I think it comes down to this: they expect Barack Obama to be their voice. And when he doesn’t amplify what they feel, they take it as a betrayal. Like children. Barack Obama can only be all good or all bad. But they are missing the concept that it’s up to them to change things. Don’t like what Republicans are doing? Get people to stop voting them into office so they stop making life so difficult. You think the lines need to be clearer? How about making it easier for Democrats to support liberal ideas by getting the average folk to understand them. Don’t like the Dem messaging? How about spend some time making your own Dem messaging instead of acting as a GOP messaging firm, huh?
WyldPirate
@LikeableInMyOwnWay:
I disagree. I think the Rethugs gamble and count on the short memories of the voters. They haven’t gone wrong on that so far as the voters forgave them PDQ after 8 years of Bush that led to the latest round of this shit.
Perhaps you’re right, though. It will be entertaining to watch if it happens.
WyldPirate
@JCT:
Wow, That’s not as bad as I thought. But it’s still pretty grim.
I really loved research and sorely miss rattling test tubes, running gels, growing cultures and cranking extracts through the HPLC, but staring at the prospects of trying to start out in a tenure track position at 44, I just couldn’t see myself dealing with the potential rejection. Oh well. Lots of good memories.
LikeableInMyOwnWay
@WyldPirate:
Yes it will be entertaining to watch. There are many possible ways this plays out. Personally, I prefer the Called Bluff approach. If well staged, it looks like a GOP Loser to me.
“Yeah, we denied the middle class a tax cut, we tried to steal $700b for our rich patrons by turning the lights out on the government at Christmas in the middle of an economic period of great stress, we fucked our allies by holding up an important treaty, and we denied hungry out of work people their benefits. NOW will you let us have our White House back?”
Bring it, Republican Shit For Brains. Bring it.
JCT
@WyldPirate: The real issue is that you can no longer survive on a single R01 and getting that second one is sheer brutality — took me a few tries, that’s for sure. Rejection is my BFF.
And I miss wet lab stuff too — at this stage all I do is write and read. Haven’t played with my cells in years. My students now laugh whenever I “threaten” to do anything.
My “other” option is to practice medicine full-time. Given all of the govt funding uncertainty (that will probably never get better) — sometimes I think about switching over.
I guess nothing is perfect.
Comrade PhysioProf
@JCT: If your score was well within the payline, couldn’t you get your department to back you and have your institution open an “at risk” account and allow you to start charging pre-award costs? For R01s, NIH allows costs incurred up to 90 days before the start date of the grant to be charged to the grant without even asking for permission. And you can get even longer if you ask permission.

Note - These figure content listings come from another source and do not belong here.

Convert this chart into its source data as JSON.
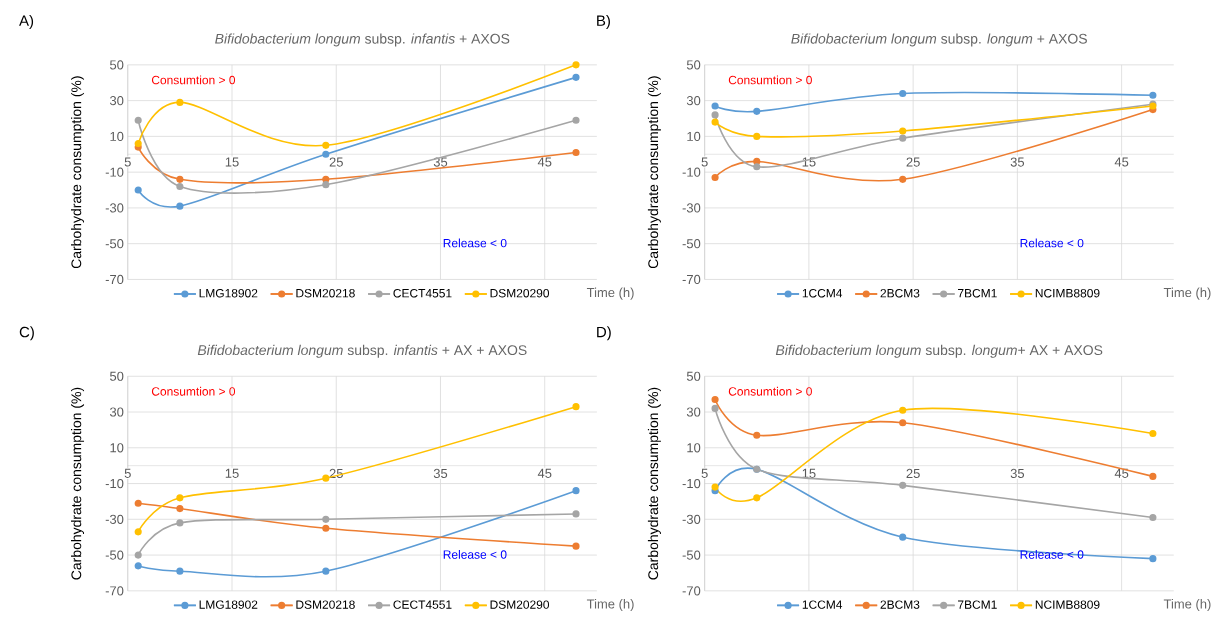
{
  "chart_data": [
    {
      "type": "line",
      "title": "*Bifidobacterium longum* subsp. *infantis* + AXOS",
      "xlabel": "Time (h)",
      "ylabel": "Carbohydrate consumption (%)",
      "annotations": [
        "A)",
        "Consumtion > 0",
        "Release < 0"
      ],
      "x": [
        6,
        10,
        24,
        48
      ],
      "xlim": [
        5,
        50
      ],
      "xticks": [
        5,
        15,
        25,
        35,
        45
      ],
      "ylim": [
        -70,
        50
      ],
      "yticks": [
        -70,
        -50,
        -30,
        -10,
        10,
        30,
        50
      ],
      "grid": true,
      "legend": "bottom",
      "marker": "circle",
      "series": [
        {
          "name": "LMG18902",
          "color": "#5b9bd5",
          "values": [
            -20,
            -29,
            0,
            43
          ]
        },
        {
          "name": "DSM20218",
          "color": "#ed7d31",
          "values": [
            4,
            -14,
            -14,
            1
          ]
        },
        {
          "name": "CECT4551",
          "color": "#a5a5a5",
          "values": [
            19,
            -18,
            -17,
            19
          ]
        },
        {
          "name": "DSM20290",
          "color": "#ffc000",
          "values": [
            6,
            29,
            5,
            50
          ]
        }
      ]
    },
    {
      "type": "line",
      "title": "*Bifidobacterium longum* subsp. *longum* + AXOS",
      "xlabel": "Time (h)",
      "ylabel": "Carbohydrate consumption (%)",
      "annotations": [
        "B)",
        "Consumtion > 0",
        "Release < 0"
      ],
      "x": [
        6,
        10,
        24,
        48
      ],
      "xlim": [
        5,
        50
      ],
      "xticks": [
        5,
        15,
        25,
        35,
        45
      ],
      "ylim": [
        -70,
        50
      ],
      "yticks": [
        -70,
        -50,
        -30,
        -10,
        10,
        30,
        50
      ],
      "grid": true,
      "legend": "bottom",
      "marker": "circle",
      "series": [
        {
          "name": "1CCM4",
          "color": "#5b9bd5",
          "values": [
            27,
            24,
            34,
            33
          ]
        },
        {
          "name": "2BCM3",
          "color": "#ed7d31",
          "values": [
            -13,
            -4,
            -14,
            25
          ]
        },
        {
          "name": "7BCM1",
          "color": "#a5a5a5",
          "values": [
            22,
            -7,
            9,
            28
          ]
        },
        {
          "name": "NCIMB8809",
          "color": "#ffc000",
          "values": [
            18,
            10,
            13,
            27
          ]
        }
      ]
    },
    {
      "type": "line",
      "title": "*Bifidobacterium longum* subsp. *infantis* + AX + AXOS",
      "xlabel": "Time (h)",
      "ylabel": "Carbohydrate consumption (%)",
      "annotations": [
        "C)",
        "Consumtion > 0",
        "Release < 0"
      ],
      "x": [
        6,
        10,
        24,
        48
      ],
      "xlim": [
        5,
        50
      ],
      "xticks": [
        5,
        15,
        25,
        35,
        45
      ],
      "ylim": [
        -70,
        50
      ],
      "yticks": [
        -70,
        -50,
        -30,
        -10,
        10,
        30,
        50
      ],
      "grid": true,
      "legend": "bottom",
      "marker": "circle",
      "series": [
        {
          "name": "LMG18902",
          "color": "#5b9bd5",
          "values": [
            -56,
            -59,
            -59,
            -14
          ]
        },
        {
          "name": "DSM20218",
          "color": "#ed7d31",
          "values": [
            -21,
            -24,
            -35,
            -45
          ]
        },
        {
          "name": "CECT4551",
          "color": "#a5a5a5",
          "values": [
            -50,
            -32,
            -30,
            -27
          ]
        },
        {
          "name": "DSM20290",
          "color": "#ffc000",
          "values": [
            -37,
            -18,
            -7,
            33
          ]
        }
      ]
    },
    {
      "type": "line",
      "title": "*Bifidobacterium longum* subsp. *longum*+ AX + AXOS",
      "xlabel": "Time (h)",
      "ylabel": "Carbohydrate consumption (%)",
      "annotations": [
        "D)",
        "Consumtion > 0",
        "Release < 0"
      ],
      "x": [
        6,
        10,
        24,
        48
      ],
      "xlim": [
        5,
        50
      ],
      "xticks": [
        5,
        15,
        25,
        35,
        45
      ],
      "ylim": [
        -70,
        50
      ],
      "yticks": [
        -70,
        -50,
        -30,
        -10,
        10,
        30,
        50
      ],
      "grid": true,
      "legend": "bottom",
      "marker": "circle",
      "series": [
        {
          "name": "1CCM4",
          "color": "#5b9bd5",
          "values": [
            -14,
            -2,
            -40,
            -52
          ]
        },
        {
          "name": "2BCM3",
          "color": "#ed7d31",
          "values": [
            37,
            17,
            24,
            -6
          ]
        },
        {
          "name": "7BCM1",
          "color": "#a5a5a5",
          "values": [
            32,
            -2,
            -11,
            -29
          ]
        },
        {
          "name": "NCIMB8809",
          "color": "#ffc000",
          "values": [
            -12,
            -18,
            31,
            18
          ]
        }
      ]
    }
  ]
}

I just did this for an extremely well-scored competitive renewal so that I don’t have to slow down until the grant gets awarded. And yeah, I hear you on the “you need two R01s to be self-sustaining in a medical school”. This is because we have to charge so much of our own salaries to our grants, as compared to people in undergraduate departments who generally get 3/4 of their salaries paid for their teaching.
priscianus jr
@arguingwithsignposts:
mclaren
And as we all know, if you don’t see it in the news, it didn’t happen.
Nylund
Does anyone else see the irony in the GOP threatening to shut down the government on Saturday because the deficit is too high unless the Democrats agree to a bill that will increase the national debt?